The Guardian view on The Anatomy of Melancholy: a timely masterpiece | Editorial

Burton’s 400-year-old work may be based in long-outmoded medical theories, but pulsates with wit, humanity and energy

A 17th-century prose text peppered with Latin and Greek quotations, based on an ancient medical system entirely superseded by modern science – and clocking in, in its new 400th anniversary edition, at a mighty 1,376 pages – sounds impossibly forbidding. It is true that Robert Burton’s The Anatomy of Melancholy, the first edition of which was published in 1621, is not for the faint of heart. But there is a good reason why Penguin Classics is reissuing it next week; why Laurence Sterne stole chunks of it for Tristram Shandy; why it was a favourite of Samuel Johnson’s (“the only book that ever took him out of bed two hours sooner than he wished to rise”, according to Boswell); why Jorge Luis Borges borrowed from it an epigraph to his great short story, The Library of Babel; why Anthony Burgess called it “one of the great comic works of the world”. This is a work that, as the novelist Philip Pullman has pointed out, contains enormous humanity, wit and common sense; one, above all, that vibrates with energy and life.
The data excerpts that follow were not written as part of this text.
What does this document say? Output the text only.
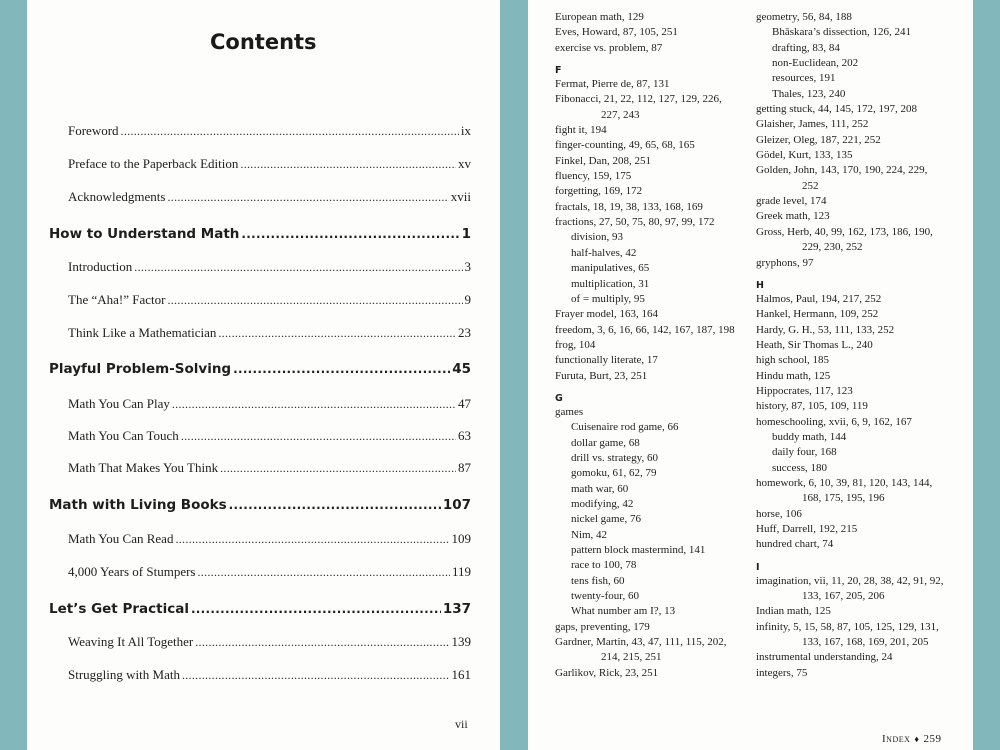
Contents
Foreword .....	ix
Preface to the Paperback Edition .....	xv
Acknowledgments .....	xvii
How to Understand Math .....	1
Introduction .....	3
The “Aha!” Factor .....	9
Think Like a Mathematician .....	23
Playful Problem-Solving .....	45
Math You Can Play .....	47
Math You Can Touch .....	63
Math That Makes You Think .....	87
Math with Living Books .....	107
Math You Can Read .....	109
4,000 Years of Stumpers .....	119
Let’s Get Practical .....	137
Weaving It All Together .....	139
Struggling with Math .....	161
vii
European math, 129
Eves, Howard, 87, 105, 251
exercise vs. problem, 87
F
Fermat, Pierre de, 87, 131
Fibonacci, 21, 22, 112, 127, 129, 226,
227, 243
fight it, 194
finger-counting, 49, 65, 68, 165
Finkel, Dan, 208, 251
fluency, 159, 175
forgetting, 169, 172
fractals, 18, 19, 38, 133, 168, 169
fractions, 27, 50, 75, 80, 97, 99, 172
division, 93
half-halves, 42
manipulatives, 65
multiplication, 31
of = multiply, 95
Frayer model, 163, 164
freedom, 3, 6, 16, 66, 142, 167, 187, 198
frog, 104
functionally literate, 17
Furuta, Burt, 23, 251
G
games
Cuisenaire rod game, 66
dollar game, 68
drill vs. strategy, 60
gomoku, 61, 62, 79
math war, 60
modifying, 42
nickel game, 76
Nim, 42
pattern block mastermind, 141
race to 100, 78
tens fish, 60
twenty-four, 60
What number am I?, 13
gaps, preventing, 179
Gardner, Martin, 43, 47, 111, 115, 202,
214, 215, 251
Garlikov, Rick, 23, 251
geometry, 56, 84, 188
Bhāskara’s dissection, 126, 241
drafting, 83, 84
non-Euclidean, 202
resources, 191
Thales, 123, 240
getting stuck, 44, 145, 172, 197, 208
Glaisher, James, 111, 252
Gleizer, Oleg, 187, 221, 252
Gödel, Kurt, 133, 135
Golden, John, 143, 170, 190, 224, 229,
252
grade level, 174
Greek math, 123
Gross, Herb, 40, 99, 162, 173, 186, 190,
229, 230, 252
gryphons, 97
H
Halmos, Paul, 194, 217, 252
Hankel, Hermann, 109, 252
Hardy, G. H., 53, 111, 133, 252
Heath, Sir Thomas L., 240
high school, 185
Hindu math, 125
Hippocrates, 117, 123
history, 87, 105, 109, 119
homeschooling, xvii, 6, 9, 162, 167
buddy math, 144
daily four, 168
success, 180
homework, 6, 10, 39, 81, 120, 143, 144,
168, 175, 195, 196
horse, 106
Huff, Darrell, 192, 215
hundred chart, 74
I
imagination, vii, 11, 20, 28, 38, 42, 91, 92,
133, 167, 205, 206
Indian math, 125
infinity, 5, 15, 58, 87, 105, 125, 129, 131,
133, 167, 168, 169, 201, 205
instrumental understanding, 24
integers, 75
Index ♦ 259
Born in 1577, Burton was a cleric and fellow at Oxford who worked in the library at Christ Church. He himself was a sufferer from melancholy, he wrote. It is a disorder that modern readers would probably define as depression, but in his own time – when William Harvey was just beginning to conduct research that would transform understanding of the workings of the human body – the condition was seen in relation to the theory of the four humours (blood, yellow bile, black bile and phlegm) that had persisted, thanks to the writings of Galen, since antiquity.

According to this schema, keeping the humours balanced was the key to good health. This could be achieved by a number of things, including exercise, diet and environment. Completely outmoded as the theory is, there are aspects of it – the notion that mental, physical and spiritual matters are entangled – that certainly make sense to the modern reader.

Indeed, in his attempt to cut up, pin down and scrutinise the various aspects of melancholy – to anatomise them – Burton hits upon much that we would regard as level-headed counsel. Seeking out the company of good friends, keeping busy, avoiding those things that make you unhappy – all are advised. Moderation is preferred. (For instance, too much “chamber work” – that is, sex – as well as too little, can have deleterious effects on the spirits, he says. The same goes for reading.) The book hums with generosity and sympathy. Melancholy is taken seriously, in a way that it has not always been in the history of mental healthcare.

But Burton’s masterpiece is much more than this, too. It is also one of the finest prose works in English, for all that its author avers that its “periods are all as rough as nutmeg graters”. It is funny, a laugh-aloud book, one that seems to convey the character of its writer with a rare clarity. It is an ode to reading that overflows with allusions and quotations, making it a book that feels, at times, as if it is about the whole of human knowledge. In its wonderfully capacious digressiveness, it pulsates with a life force that is, in itself, a charm against the terrors, the fears and the loneliness of melancholy.